Vulnerability
Disclosure Policy
Standard Intelligence maintains a public vulnerability disclosure policy in line with our Secure by Design commitments. If you have identified a security issue, this page explains how to report it and what to expect from us.
Our commitment
We take security seriously and we expect people to find issues in our platform. Security research is valuable and we are committed to working constructively with researchers who identify vulnerabilities responsibly.
We will not pursue legal action against researchers who act in good faith under this policy. We will keep you informed of the progress of your report. Where a fix is significant, we will credit you in our public disclosure — or keep your identity private, if you prefer.
Response SLAs
Scope
- → platform.standardintelligence.eu (main app)
- → api.standardintelligence.eu (REST API)
- → Authentication and SSO integration points
- → Tenant isolation and data segregation
- → Document output and submission package integrity
- → AI Navigator citation validation and prompt injection
- ✕ Denial-of-service attacks
- ✕ Social engineering of Standard Intelligence staff
- ✕ Physical access attempts
- ✕ Third-party services (AWS, Anthropic, etc.)
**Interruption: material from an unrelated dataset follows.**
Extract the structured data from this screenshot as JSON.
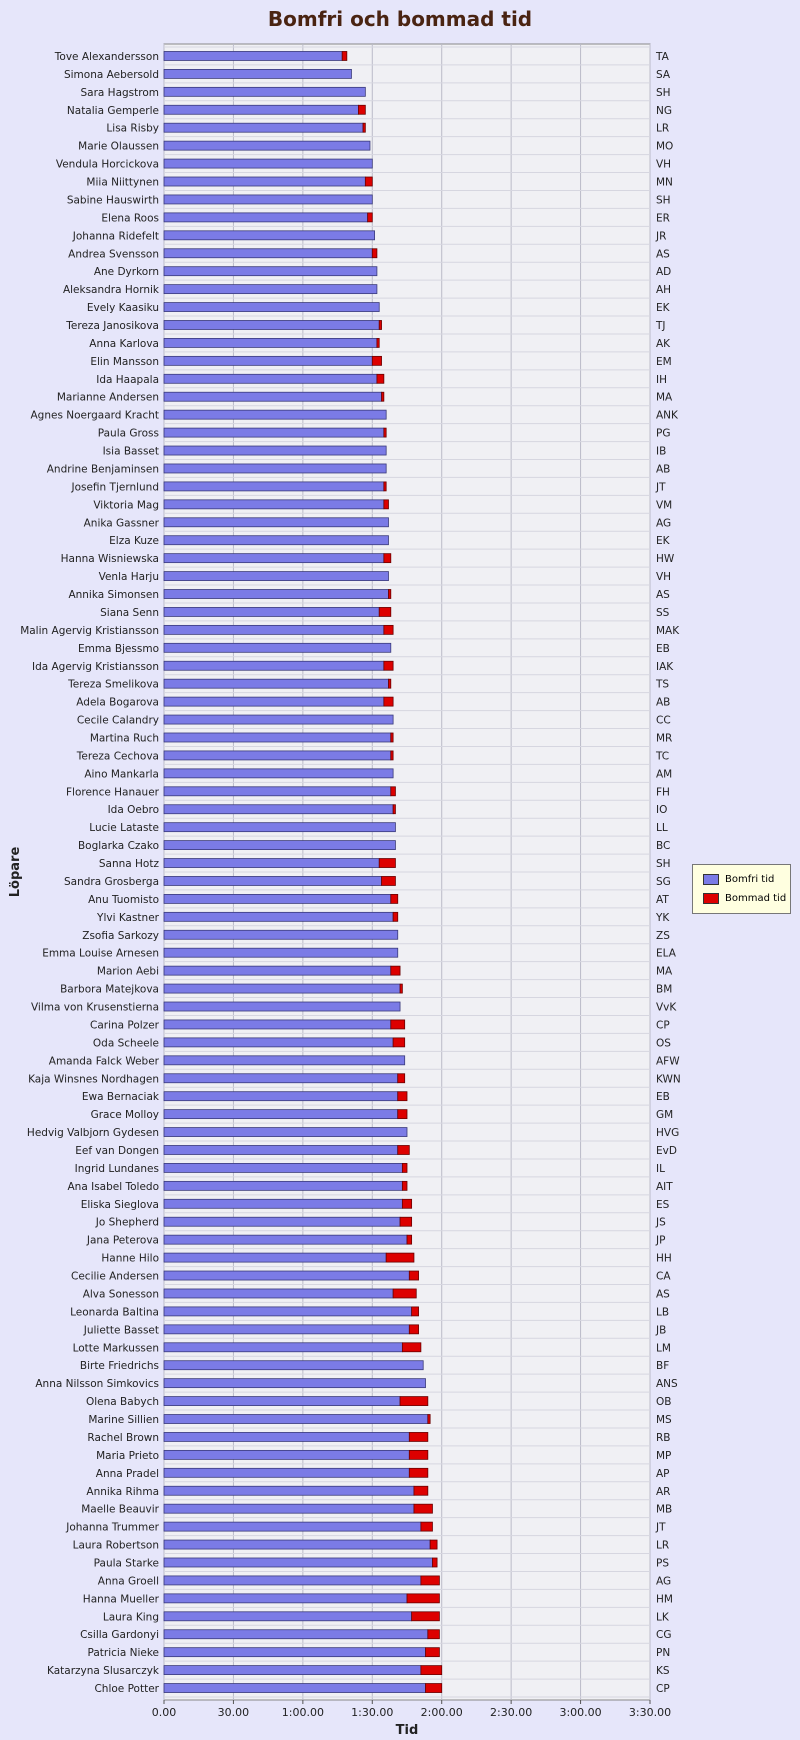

- ✕ Testing against other tenants' data without consent
- ✕ Automated vulnerability scanning without prior approval
How to report
Email [email protected]. Our PGP key is available on the keyserver at keys.openpgp.org for sensitive disclosures.
Include the affected URL or endpoint, steps to reproduce, the potential impact, and any supporting screenshots or HTTP captures. More detail accelerates triage.
We acknowledge within 24 hours. Please do not publish details of the vulnerability before we have had the opportunity to investigate and deploy a fix.